Ya habían transcurrido diez minutos. Apretó un botón de su reloj, y el mecanismo le mostró el pulso y la temperatura de su cuerpo. Aquélla era una situación estresante, y a Boone le complació saber que su pulso sólo se había acelerado seis décimas por encima de lo normal. Conocía sus pulsaciones en reposo y durante el ejercicio, así como el porcentaje de grasa de su cuerpo y su consumo diario de calorías.

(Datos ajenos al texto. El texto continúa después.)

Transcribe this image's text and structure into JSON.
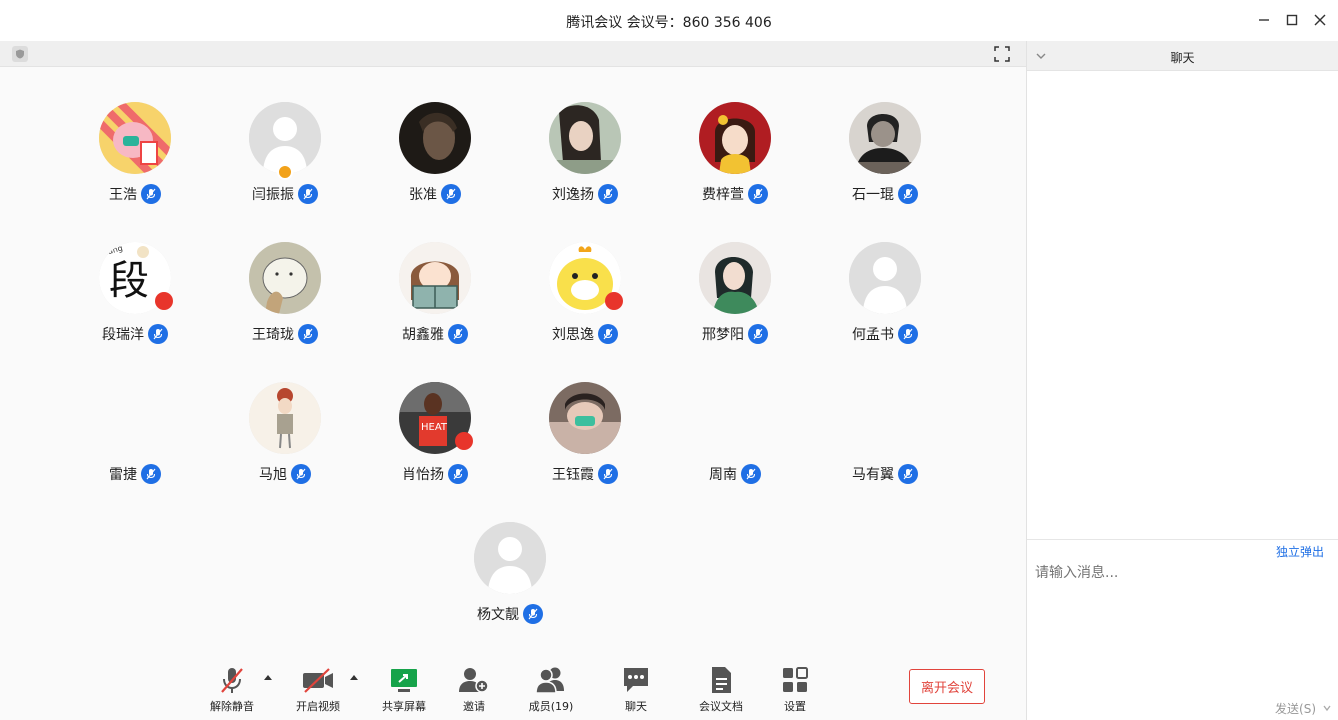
{
  "window": {
    "title": "腾讯会议 会议号：860 356 406"
  },
  "participants": [
    {
      "name": "王浩",
      "avatar": "pig-cartoon"
    },
    {
      "name": "闫振振",
      "avatar": "default-silhouette"
    },
    {
      "name": "张准",
      "avatar": "portrait-dark"
    },
    {
      "name": "刘逸扬",
      "avatar": "portrait-girl"
    },
    {
      "name": "费梓萱",
      "avatar": "cartoon-girl-red"
    },
    {
      "name": "石一琨",
      "avatar": "portrait-bw"
    },
    {
      "name": "段瑞洋",
      "avatar": "text-duan",
      "avatar_text": "段"
    },
    {
      "name": "王琦珑",
      "avatar": "sketch-cat"
    },
    {
      "name": "胡鑫雅",
      "avatar": "anime-girl-book"
    },
    {
      "name": "刘思逸",
      "avatar": "yellow-chick"
    },
    {
      "name": "邢梦阳",
      "avatar": "anime-woman-scarf"
    },
    {
      "name": "何孟书",
      "avatar": "default-silhouette"
    },
    {
      "name": "雷捷",
      "avatar": "none"
    },
    {
      "name": "马旭",
      "avatar": "doll-figure"
    },
    {
      "name": "肖怡扬",
      "avatar": "basketball-player"
    },
    {
      "name": "王钰霞",
      "avatar": "portrait-mask"
    },
    {
      "name": "周南",
      "avatar": "none"
    },
    {
      "name": "马有翼",
      "avatar": "none"
    },
    {
      "name": "杨文靓",
      "avatar": "default-silhouette"
    }
  ],
  "toolbar": {
    "unmute": "解除静音",
    "start_video": "开启视频",
    "share_screen": "共享屏幕",
    "invite": "邀请",
    "members": "成员(19)",
    "chat": "聊天",
    "docs": "会议文档",
    "settings": "设置",
    "leave": "离开会议"
  },
  "chat": {
    "title": "聊天",
    "popout": "独立弹出",
    "placeholder": "请输入消息...",
    "send": "发送(S)"
  },
  "colors": {
    "accent": "#1f6fe5",
    "leave": "#e1443c",
    "share_green": "#16a34a"
  }
}
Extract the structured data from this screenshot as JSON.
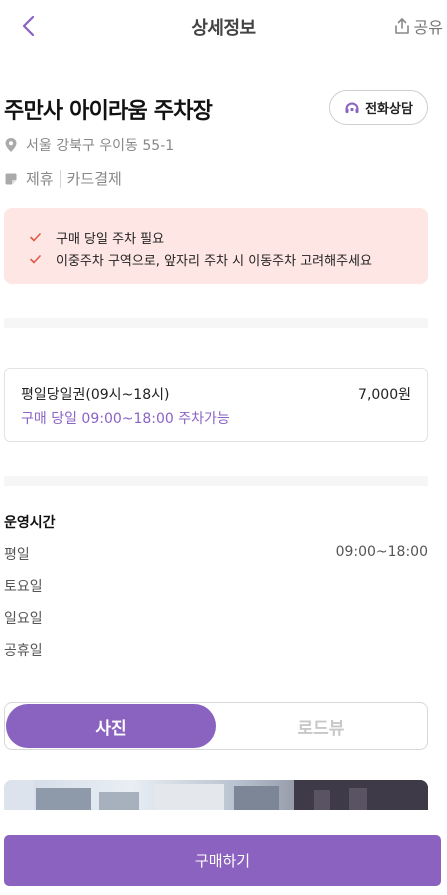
{
  "header": {
    "title": "상세정보",
    "share_label": "공유"
  },
  "lot": {
    "name": "주만사 아이라움 주차장",
    "call_label": "전화상담",
    "address": "서울 강북구 우이동 55-1",
    "tags": [
      "제휴",
      "카드결제"
    ]
  },
  "notices": [
    "구매 당일 주차 필요",
    "이중주차 구역으로, 앞자리 주차 시 이동주차 고려해주세요"
  ],
  "ticket": {
    "name": "평일당일권(09시~18시)",
    "price": "7,000원",
    "desc": "구매 당일 09:00~18:00 주차가능"
  },
  "hours": {
    "title": "운영시간",
    "rows": [
      {
        "day": "평일",
        "time": "09:00~18:00"
      },
      {
        "day": "토요일",
        "time": ""
      },
      {
        "day": "일요일",
        "time": ""
      },
      {
        "day": "공휴일",
        "time": ""
      }
    ]
  },
  "view_tabs": {
    "photo": "사진",
    "roadview": "로드뷰",
    "selected": "사진"
  },
  "buy_label": "구매하기",
  "colors": {
    "accent": "#8a62c0",
    "notice_bg": "#fde6e3",
    "check": "#e05a4a"
  }
}
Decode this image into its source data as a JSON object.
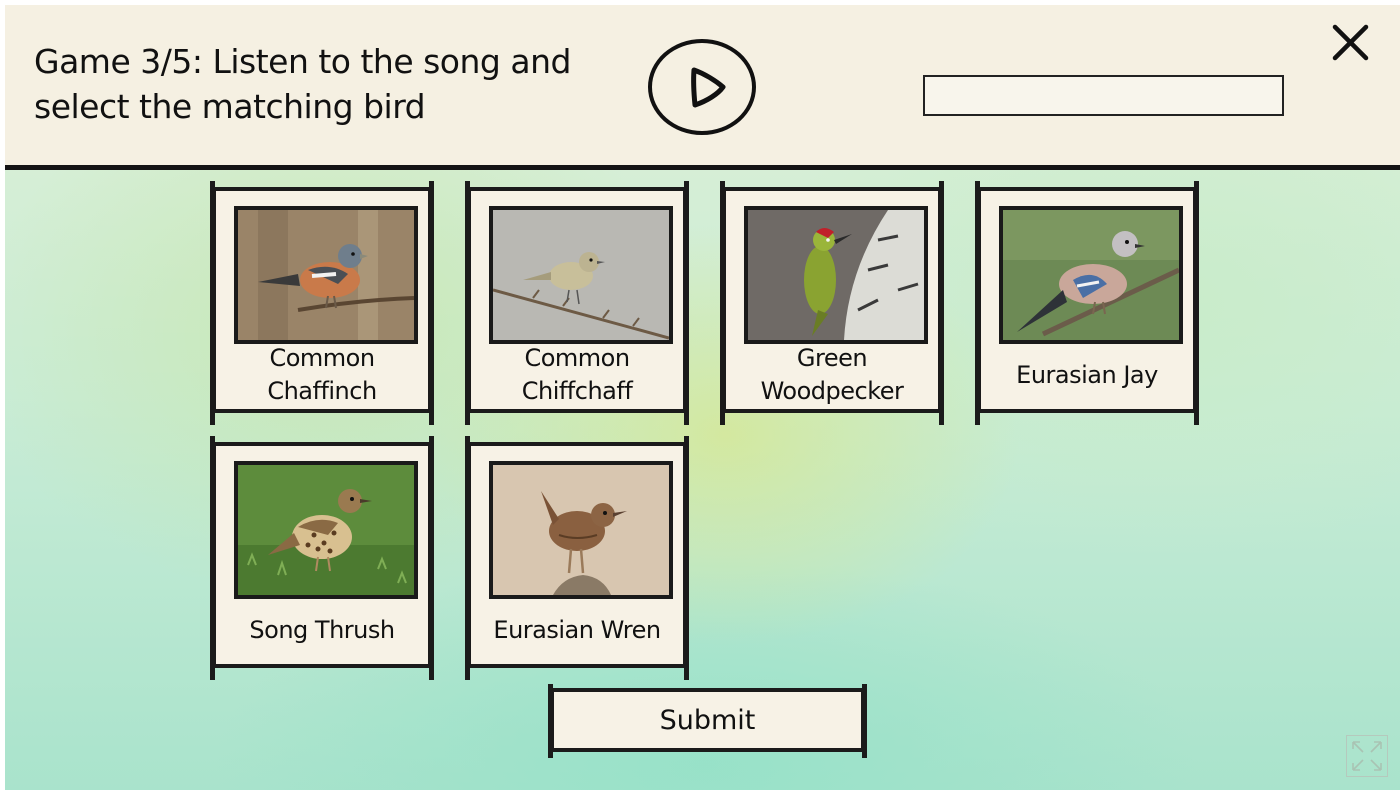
{
  "header": {
    "title": "Game 3/5: Listen to the song and select the matching bird",
    "play_icon": "play-icon",
    "progress": 0,
    "close_icon": "close-icon"
  },
  "birds": [
    {
      "name": "Common Chaffinch",
      "icon": "chaffinch-photo"
    },
    {
      "name": "Common Chiffchaff",
      "icon": "chiffchaff-photo"
    },
    {
      "name": "Green Woodpecker",
      "icon": "woodpecker-photo"
    },
    {
      "name": "Eurasian Jay",
      "icon": "jay-photo"
    },
    {
      "name": "Song Thrush",
      "icon": "thrush-photo"
    },
    {
      "name": "Eurasian Wren",
      "icon": "wren-photo"
    }
  ],
  "submit_label": "Submit",
  "fullscreen_icon": "fullscreen-icon",
  "colors": {
    "header_bg": "#f5f0e2",
    "card_bg": "#f7f2e6",
    "ink": "#111111",
    "bg_green": "#c9ecd6"
  }
}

Ardió una cerilla y, unos segundos después, Boone olió el humo del tabaco. Al darse la vuelta vio que el serbio daba caladas a un cigarrillo.

– Apaga eso.

– ¿Por qué?

– Porque no me gusta respirar aire contaminado.

El serbio sonrió.

– No estás respirando nada, amigo. Se trata de mi cigarrillo.

Boone se puso en pie y se alejó de la ventana. Su rostro se mantuvo inexpresivo mientras evaluaba la oposición. ¿Era peligroso ese hombre? ¿Necesitaba ser intimidado por el bien de la operación? ¿Con cuánta rapidez reaccionaría?

Boone deslizó la mano en uno de los bolsillos superiores de su parka, palpó la cuchilla de afeitar y la agarró con fuerza con el índice y el pulgar.

– Apaga ese cigarrillo de inmediato.

– Cuando haya acabado.

Boone se inclinó hacia delante y cortó la punta del cigarrillo de un solo tajo. Antes de que el serbio pudiera reaccionar, Boone lo agarró por el cuello y situó su cuchilla de afeitar a escasos milímetros del ojo derecho del hombre.